George Baker Cummins was affectionately known as Mr. Rust. He was recognized throughout the world as the authority on the rust fungi, the Puccinales, which are the largest order of disease-causing organisms of plants.
Cummins came to Purdue University in 1930 as a graduate student under J. C. Arthur and went on to become an Emeritus Professor at Purdue in 1971. During his entire academic career he studied the biology, taxonomy, and geographic distribution of the rusts. His investigations took him to the Philippines, New Guinea, continental China, the Himalaya, central and western Africa, and North and South America. He served as the curator of the Arthur Fungarium from 1938 to 1971, and he built it to be one of the largest working collections of plant rust fungi in the world. During his academic career he published 120 refereed papers and 9 books. The last of these was written at the age of 98.
Cummins’ expertice on the rusts placed him in a foremost position during the “Green Revolution.” Most plant breeding programs were concerned with developing new varieties resistent to diseases and in particular diseases caused by rust fungi. His contributions served as the major background material for these breeding programs. Thus, his impact on the vast increase in food and fiber that occurred between 1940 and 1975 was truly monumental.
Cummins was also a talented illustrator. There are hundreds of original illustrations done by him throughout the collection in the Arthur Fungarium.
Cummins held all of the offices of the Mycological Society of America; he was President in 1946. He was also active in the American Phytopathological Society of America, the Mycological Society of Mexico, the Torrey Botanical Club, American Society of Plant Taxonomists, the Southwestern Association of Naturalists, the Indiana Academy of Science, and the International Association for Plant Taxonomy. He was made a Life Member of the Mycological Society of America in 1967 and was the longest surving charter member.

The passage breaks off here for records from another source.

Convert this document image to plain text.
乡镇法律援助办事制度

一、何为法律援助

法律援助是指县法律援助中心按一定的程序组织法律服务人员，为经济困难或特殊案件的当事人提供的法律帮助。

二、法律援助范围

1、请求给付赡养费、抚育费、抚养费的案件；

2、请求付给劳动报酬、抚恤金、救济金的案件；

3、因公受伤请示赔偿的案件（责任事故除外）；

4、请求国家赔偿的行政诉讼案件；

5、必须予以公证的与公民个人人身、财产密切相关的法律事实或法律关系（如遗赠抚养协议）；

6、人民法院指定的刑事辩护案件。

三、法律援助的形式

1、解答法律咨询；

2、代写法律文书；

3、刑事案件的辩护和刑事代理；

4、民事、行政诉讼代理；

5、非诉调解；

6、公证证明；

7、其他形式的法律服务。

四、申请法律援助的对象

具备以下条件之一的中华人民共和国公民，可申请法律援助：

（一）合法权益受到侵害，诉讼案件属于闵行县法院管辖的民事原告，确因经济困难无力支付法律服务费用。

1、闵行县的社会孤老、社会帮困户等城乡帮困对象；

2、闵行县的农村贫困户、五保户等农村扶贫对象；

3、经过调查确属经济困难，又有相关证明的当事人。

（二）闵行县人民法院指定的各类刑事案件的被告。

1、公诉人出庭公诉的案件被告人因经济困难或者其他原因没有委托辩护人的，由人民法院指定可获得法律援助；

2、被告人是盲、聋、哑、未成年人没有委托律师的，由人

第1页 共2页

His achievements were recognized by Montana State University (where he received a B.S. degree) when they conferred upon him an Honorary Doctor of Science degree in 1963. In recognition as the foremost authority on the rust fungi, Purdue University awarded him an honorary doctoral degree in 1981 and several other universities also awarded him honorary degrees. Professor Cummins died March 30, 2007 in Tucson, Arizona at the age of 102 (click here for Cummins obituary).
"Dr. George B. Cummins is a scholar, a gentlemen, and a scientist of international fame. His contributions to Purdue University, Indiana, the United States, and the world have been enormous."